Selon le député péquiste, il faut au contraire se servir de l’entente de 1969 comme levier de négociation. «Le gouvernement de la CAQ est arrivé en position de faiblesse. Il continue aujourd'hui à se présenter en position de faiblesse. Sur Churchill Falls, il faut une approche différente et c'est celle que le Parti québécois propose. Il y a une entente valide, confirmée à plusieurs reprises par les tribunaux, qui est valide jusqu'en 2041. Donc, c'est en position équitable qu'il faut se présenter face à Terre-Neuve, pas en position de faiblesse.»

Le fait d’avoir renoncé aux conditions de l’entente de 1969 représente une concession de 17 milliards $, selon les calculs de sa formation. Il s’inquiète également du fait que Terre-Neuve cherche à avoir un accès direct à d’autres marchés sans passer par les lignes d’Hydro-Québec et souligne que l’entente de 1969 était fondée, puisque «c'est nous qui avons construit en prenant nos taxes et nos impôts pour construire les facilités, les installations à Churchill Falls. C'était un risque énorme à l'époque qui avait entraîné même un déplacement, d'autres investissements qui étaient prévus ailleurs, dont la Baie James. Il faut se souvenir de ça. Ce sont les Québécois qui ont investi et qui ont pris tous les risques pour construire Churchill Falls et là, on propose de faire la même chose pour les nouvelles phases.
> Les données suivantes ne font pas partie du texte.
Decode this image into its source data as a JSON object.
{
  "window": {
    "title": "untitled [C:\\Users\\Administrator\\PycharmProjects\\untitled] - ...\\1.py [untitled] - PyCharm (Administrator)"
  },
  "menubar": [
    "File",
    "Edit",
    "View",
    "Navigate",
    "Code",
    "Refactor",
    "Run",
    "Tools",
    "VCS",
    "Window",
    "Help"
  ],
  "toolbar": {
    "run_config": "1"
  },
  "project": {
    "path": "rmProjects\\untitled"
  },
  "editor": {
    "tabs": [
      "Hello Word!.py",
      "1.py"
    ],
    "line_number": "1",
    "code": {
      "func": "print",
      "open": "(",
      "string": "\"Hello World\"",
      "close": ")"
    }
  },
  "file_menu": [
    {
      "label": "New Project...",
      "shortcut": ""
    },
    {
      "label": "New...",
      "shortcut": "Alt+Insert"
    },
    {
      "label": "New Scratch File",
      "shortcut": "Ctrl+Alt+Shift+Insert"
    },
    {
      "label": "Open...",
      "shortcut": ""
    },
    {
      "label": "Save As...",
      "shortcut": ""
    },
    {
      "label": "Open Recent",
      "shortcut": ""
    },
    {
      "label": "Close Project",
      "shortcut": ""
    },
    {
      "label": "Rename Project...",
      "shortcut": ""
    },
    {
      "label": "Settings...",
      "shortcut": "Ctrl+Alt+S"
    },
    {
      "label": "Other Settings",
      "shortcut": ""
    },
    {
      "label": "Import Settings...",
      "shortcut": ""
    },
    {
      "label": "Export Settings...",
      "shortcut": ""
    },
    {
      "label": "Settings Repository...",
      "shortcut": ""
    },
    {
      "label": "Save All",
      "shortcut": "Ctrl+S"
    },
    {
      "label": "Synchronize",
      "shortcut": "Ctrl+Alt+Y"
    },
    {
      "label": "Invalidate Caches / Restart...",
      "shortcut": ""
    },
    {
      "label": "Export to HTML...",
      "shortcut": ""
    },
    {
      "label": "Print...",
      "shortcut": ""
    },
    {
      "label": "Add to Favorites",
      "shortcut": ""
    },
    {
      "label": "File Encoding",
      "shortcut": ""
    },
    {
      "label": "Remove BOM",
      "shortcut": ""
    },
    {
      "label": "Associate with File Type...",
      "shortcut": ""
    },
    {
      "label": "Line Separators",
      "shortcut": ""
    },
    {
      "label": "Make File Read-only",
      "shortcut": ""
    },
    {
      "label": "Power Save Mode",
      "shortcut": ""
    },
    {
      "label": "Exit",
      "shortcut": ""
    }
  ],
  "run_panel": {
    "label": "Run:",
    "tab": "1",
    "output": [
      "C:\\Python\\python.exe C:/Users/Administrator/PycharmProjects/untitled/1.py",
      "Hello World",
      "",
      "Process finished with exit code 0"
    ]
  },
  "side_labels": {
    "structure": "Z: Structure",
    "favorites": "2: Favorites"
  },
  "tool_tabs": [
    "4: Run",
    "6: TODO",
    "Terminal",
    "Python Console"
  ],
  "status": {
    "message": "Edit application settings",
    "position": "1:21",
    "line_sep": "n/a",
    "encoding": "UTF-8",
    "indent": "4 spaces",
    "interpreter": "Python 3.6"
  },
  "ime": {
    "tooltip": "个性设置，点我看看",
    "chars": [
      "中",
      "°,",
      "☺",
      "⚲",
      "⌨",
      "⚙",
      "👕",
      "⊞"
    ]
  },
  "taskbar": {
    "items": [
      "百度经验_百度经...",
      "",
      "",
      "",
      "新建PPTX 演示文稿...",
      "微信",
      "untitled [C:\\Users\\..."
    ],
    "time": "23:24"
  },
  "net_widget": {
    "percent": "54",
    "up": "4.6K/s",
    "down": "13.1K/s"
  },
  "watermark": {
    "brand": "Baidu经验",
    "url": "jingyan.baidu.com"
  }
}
Donc, ça prend le contrat équitable pour le Québec.»

Écarter le Canada

Par ailleurs, M. Paradis s’insurge contre le fait que le premier ministre du Canada, Mark Carney, qui se trouvait au Québec mardi lorsque le rapport du comité d’experts terre-neuviens a été présenté, ait offert l’aide de son gouvernement pour rapprocher les parties. «La première chose à faire pour ces négociations, c'est de dire que le Canada n'a pas à se mêler de ça parce que si le Canada s'en mêle, ça ne sera pas à l'avantage du Québec. (…) Rappel historique: le gouvernement fédéral n'a jamais mis une ‘cenne’ dans nos installations électriques au Québec, mais ça fait plusieurs fois qu'il s'en va aider Terre-Neuve. Muskrat Falls, 5,3 milliards de dollars, c'est un projet catastrophique qui démontre que Terre-Neuve n'est pas capable de construire elle-même à des coûts raisonnables puis vendre de l'électricité à des coûts raisonnables.»

Le chef libéral Charles Milliard, au contraire, s’est montré beaucoup plus modéré. «Je n'hésite pas à le dire, moi je pense que l'entente de 2024, elle est en général, généralement très positive et elle est effectivement gagnante-gagnante pour Québec et Terre-Neuve-et-Labrador.»

Le PLQ prêt à travailler avec Carney

Il déplore toutefois que l’entente de 2024 ait été la proie du politique avec le changement de gouvernement et dit s’attendre «à beaucoup de leadership politique de la part de Mme Fréchette et des premiers ministres jusqu'au 5 octobre. Elle doit s'assurer que cette entente-là se poursuive. Et si elle n'est pas capable de le faire, bien, on le fera quand on sera au gouvernement en octobre prochain. Mais c'est très important dans le contexte du développement du potentiel hydroélectrique au Québec.»

Et contrairement au Parti québécois, il ajoute que «si le fédéral veut, selon des conditions qui plaisent au Québec, s'impliquer dans le projet, bien c'est ça du fédéralisme collaboratif et c'est ça qui nous manque en ce moment au Québec», a-t-il fait valoir en dénonçant l’approche négative du Parti québécois face au Canada et en reprochant à la CAQ de n’être qu’en constante réaction aux dossiers du jour. «Nous on veut, dans un gouvernement du Parti libéral, qu'il y ait des collaborations énergétiques commerciales avec le reste du Canada et ça c'est un bon exemple de dossiers qu'on veut exercer.»